EVEX.256 encoded version: The source operand is a YMM register, a 256-bit memory location, or a 256-bit vector broadcasted from a 32/64-bit memory location. The destination operand is a YMM register, conditionally updated using writemask k1.
EVEX.128 encoded version: The source operand is a XMM register, a 128-bit memory location, or a 128-bit vector broadcasted from a 32/64-bit memory location.
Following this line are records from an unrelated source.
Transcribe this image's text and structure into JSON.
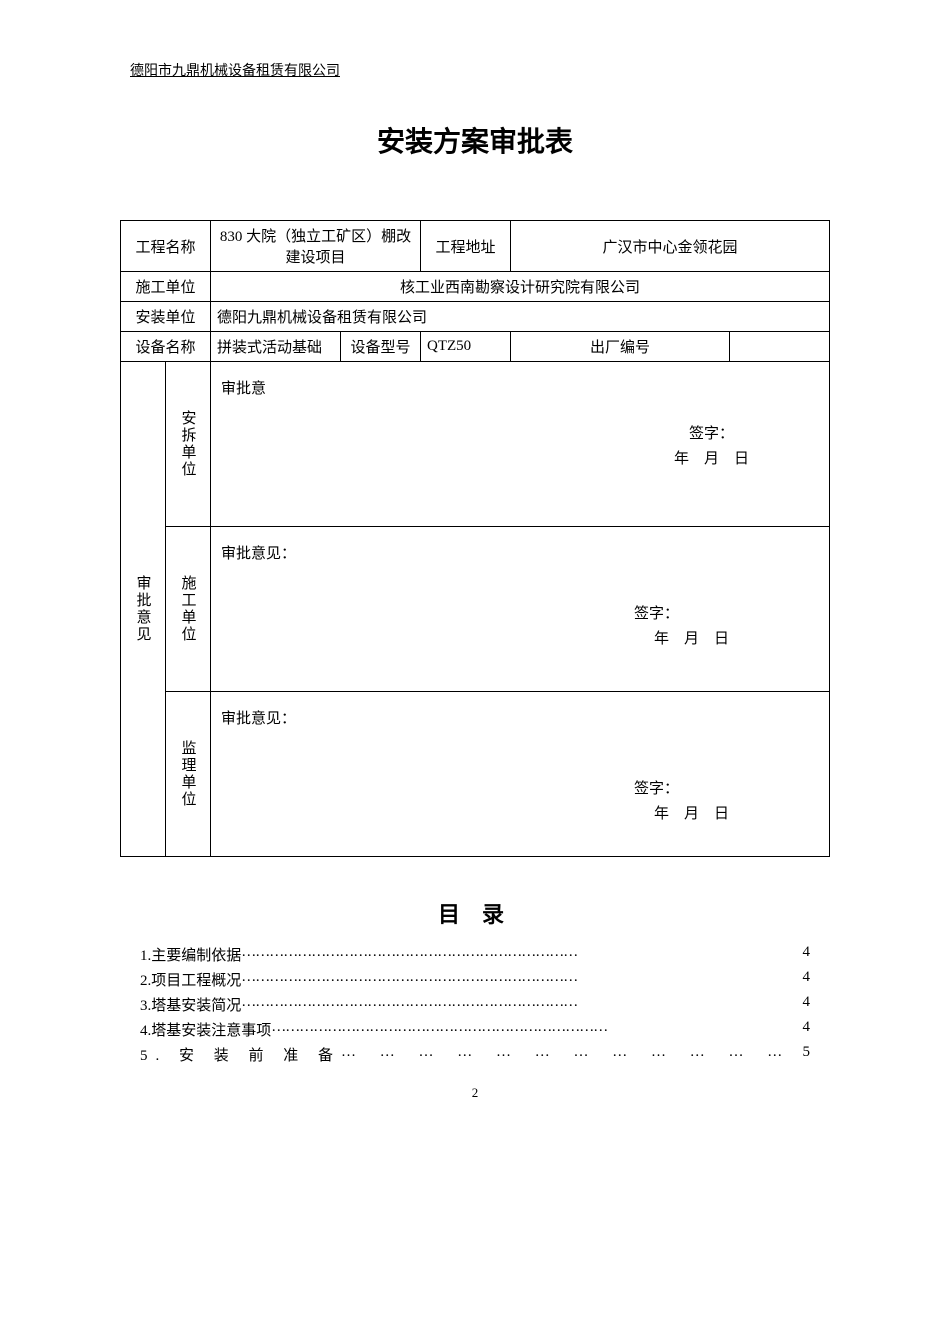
{
  "header": {
    "company": "德阳市九鼎机械设备租赁有限公司"
  },
  "title": "安装方案审批表",
  "table": {
    "labels": {
      "project_name": "工程名称",
      "project_address": "工程地址",
      "construction_unit": "施工单位",
      "installation_unit": "安装单位",
      "equipment_name": "设备名称",
      "equipment_model": "设备型号",
      "factory_number": "出厂编号",
      "approval_opinion": "审批意见",
      "dismantle_unit": "安拆单位",
      "construction_unit_v": "施工单位",
      "supervision_unit": "监理单位"
    },
    "values": {
      "project_name": "830 大院（独立工矿区）棚改建设项目",
      "project_address": "广汉市中心金领花园",
      "construction_unit": "核工业西南勘察设计研究院有限公司",
      "installation_unit": "德阳九鼎机械设备租赁有限公司",
      "equipment_name": "拼装式活动基础",
      "equipment_model": "QTZ50",
      "factory_number": ""
    },
    "opinion": {
      "label": "审批意",
      "label_colon": "审批意见：",
      "signature": "签字：",
      "date": "年　月　日"
    }
  },
  "toc": {
    "title": "目 录",
    "items": [
      {
        "text": "1.主要编制依据",
        "page": "4",
        "spaced": false
      },
      {
        "text": "2.项目工程概况",
        "page": "4",
        "spaced": false
      },
      {
        "text": "3.塔基安装简况",
        "page": "4",
        "spaced": false
      },
      {
        "text": "4.塔基安装注意事项 ",
        "page": "4",
        "spaced": false
      },
      {
        "text": "5. 安 装 前 准 备 ",
        "page": " 5",
        "spaced": true
      }
    ]
  },
  "page_number": "2"
}
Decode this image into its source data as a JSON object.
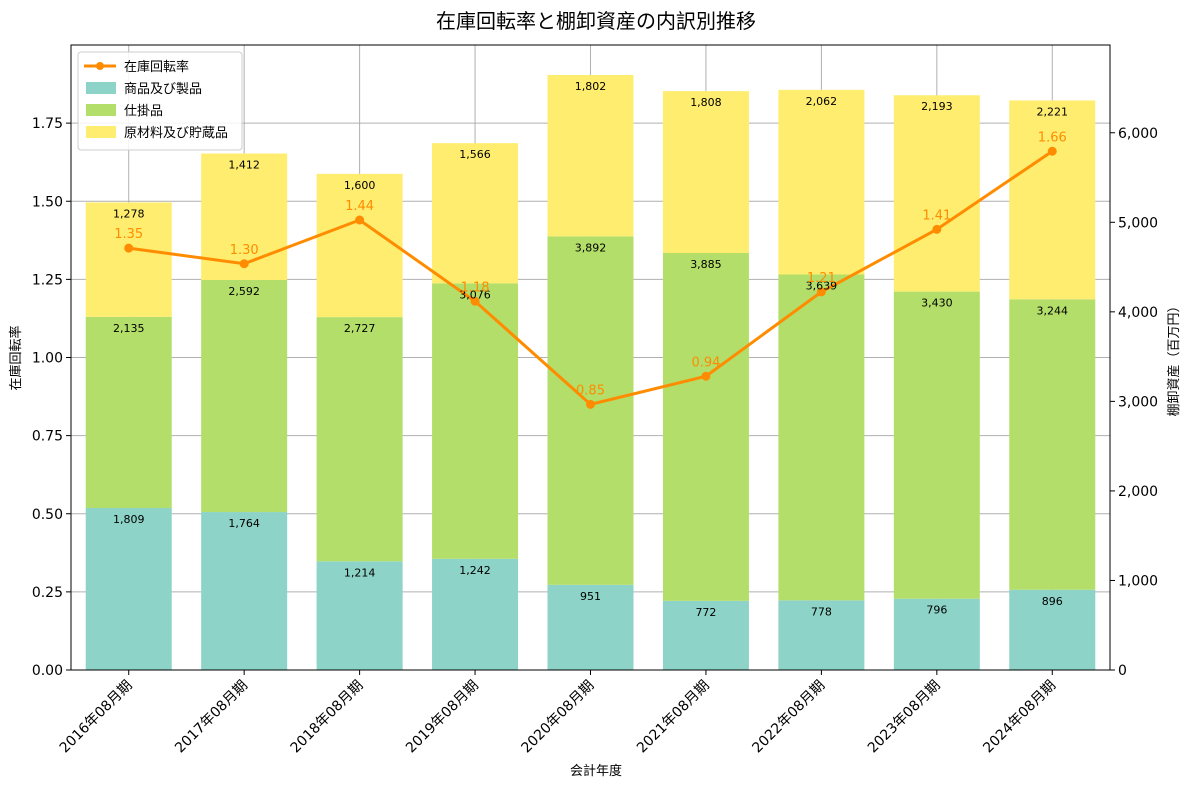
{
  "chart_data": {
    "type": "bar",
    "title": "在庫回転率と棚卸資産の内訳別推移",
    "xlabel": "会計年度",
    "ylabel_left": "在庫回転率",
    "ylabel_right": "棚卸資産（百万円）",
    "categories": [
      "2016年08月期",
      "2017年08月期",
      "2018年08月期",
      "2019年08月期",
      "2020年08月期",
      "2021年08月期",
      "2022年08月期",
      "2023年08月期",
      "2024年08月期"
    ],
    "bar_axis": "right",
    "stacked": true,
    "series": [
      {
        "name": "商品及び製品",
        "color": "#8dd3c7",
        "values": [
          1809,
          1764,
          1214,
          1242,
          951,
          772,
          778,
          796,
          896
        ]
      },
      {
        "name": "仕掛品",
        "color": "#b3de69",
        "values": [
          2135,
          2592,
          2727,
          3076,
          3892,
          3885,
          3639,
          3430,
          3244
        ]
      },
      {
        "name": "原材料及び貯蔵品",
        "color": "#ffed6f",
        "values": [
          1278,
          1412,
          1600,
          1566,
          1802,
          1808,
          2062,
          2193,
          2221
        ]
      }
    ],
    "line_series": {
      "name": "在庫回転率",
      "color": "#ff8c00",
      "axis": "left",
      "values": [
        1.35,
        1.3,
        1.44,
        1.18,
        0.85,
        0.94,
        1.21,
        1.41,
        1.66
      ],
      "labels": [
        "1.35",
        "1.30",
        "1.44",
        "1.18",
        "0.85",
        "0.94",
        "1.21",
        "1.41",
        "1.66"
      ]
    },
    "y_left": {
      "min": 0,
      "max": 2.0,
      "ticks": [
        0.0,
        0.25,
        0.5,
        0.75,
        1.0,
        1.25,
        1.5,
        1.75
      ],
      "tick_labels": [
        "0.00",
        "0.25",
        "0.50",
        "0.75",
        "1.00",
        "1.25",
        "1.50",
        "1.75"
      ]
    },
    "y_right": {
      "min": 0,
      "max": 6980,
      "ticks": [
        0,
        1000,
        2000,
        3000,
        4000,
        5000,
        6000
      ],
      "tick_labels": [
        "0",
        "1,000",
        "2,000",
        "3,000",
        "4,000",
        "5,000",
        "6,000"
      ]
    },
    "grid": true,
    "legend_position": "top-left"
  }
}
The destination operand is a XMM register, conditionally updated using writemask k1.
EVEX.vvvv is reserved and must be 1111b otherwise instructions will #UD.
Operation
VPLZCNTD
(KL, VL) = (4, 128), (8, 256), (16, 512)
FOR j := 0 TO KL-1
i := j*32
IF MaskBit(j) OR *no writemask*
THEN
temp := 32
DEST[i+31:i] := 0
WHILE (temp > 0) AND (SRC[i+temp-1] = 0)
DO
temp := temp – 1
DEST[i+31:i] := DEST[i+31:i] + 1
OD
ELSE
IF *merging-masking*
THEN *DEST[i+31:i] remains unchanged*
ELSE DEST[i+31:i] := 0
FI
FI
ENDFOR
DEST[MAXVL-1:VL] := 0
VPLZCNTQ
(KL, VL) = (2, 128), (4, 256), (8, 512)
FOR j := 0 TO KL-1
i := j*64
IF MaskBit(j) OR *no writemask*
THEN
temp := 64
DEST[i+63:i] := 0
WHILE (temp > 0) AND (SRC[i+temp-1] = 0)
DO
temp := temp – 1
DEST[i+63:i] := DEST[i+63:i] + 1
OD
ELSE
IF *merging-masking*
THEN *DEST[i+63:i] remains unchanged*
ELSE DEST[i+63:i] := 0
FI
FI
ENDFOR
DEST[MAXVL-1:VL] := 0
Intel C/C++ Compiler Intrinsic Equivalent
VPLZCNTD __m512i _mm512_lzcnt_epi32(__m512i a);
VPLZCNTD __m512i _mm512_mask_lzcnt_epi32(__m512i s, __mmask16 m, __m512i a);
VPLZCNTD __m512i _mm512_maskz_lzcnt_epi32( __mmask16 m, __m512i a);
VPLZCNTQ __m512i _mm512_lzcnt_epi64(__m512i a);
VPLZCNTQ __m512i _mm512_mask_lzcnt_epi64(__m512i s, __mmask8 m, __m512i a);
VPLZCNTQ __m512i _mm512_maskz_lzcnt_epi64(__mmask8 m, __m512i a);
VPLZCNTD __m256i _mm256_lzcnt_epi32(__m256i a);
VPLZCNTD __m256i _mm256_mask_lzcnt_epi32(__m256i s, __mmask8 m, __m256i a);
VPLZCNTD __m256i _mm256_maskz_lzcnt_epi32( __mmask8 m, __m256i a);
VPLZCNTQ __m256i _mm256_lzcnt_epi64(__m256i a);
VPLZCNTQ __m256i _mm256_mask_lzcnt_epi64(__m256i s, __mmask8 m, __m256i a);
VPLZCNTQ __m256i _mm256_maskz_lzcnt_epi64(__mmask8 m, __m256i a);
VPLZCNTD __m128i _mm_lzcnt_epi32(__m128i a);
VPLZCNTD __m128i _mm_mask_lzcnt_epi32(__m128i s, __mmask8 m, __m128i a);
VPLZCNTD __m128i _mm_maskz_lzcnt_epi32( __mmask8 m, __m128i a);
VPLZCNTQ __m128i _mm_lzcnt_epi64(__m128i a);
VPLZCNTQ __m128i _mm_mask_lzcnt_epi64(__m128i s, __mmask8 m, __m128i a);
VPLZCNTQ __m128i _mm_maskz_lzcnt_epi64(__mmask8 m, __m128i a);
SIMD Floating-Point Exceptions
None.
Other Exceptions
EVEX-encoded instruction, see Table 2-49, “Type E4 Class Exception Conditions.”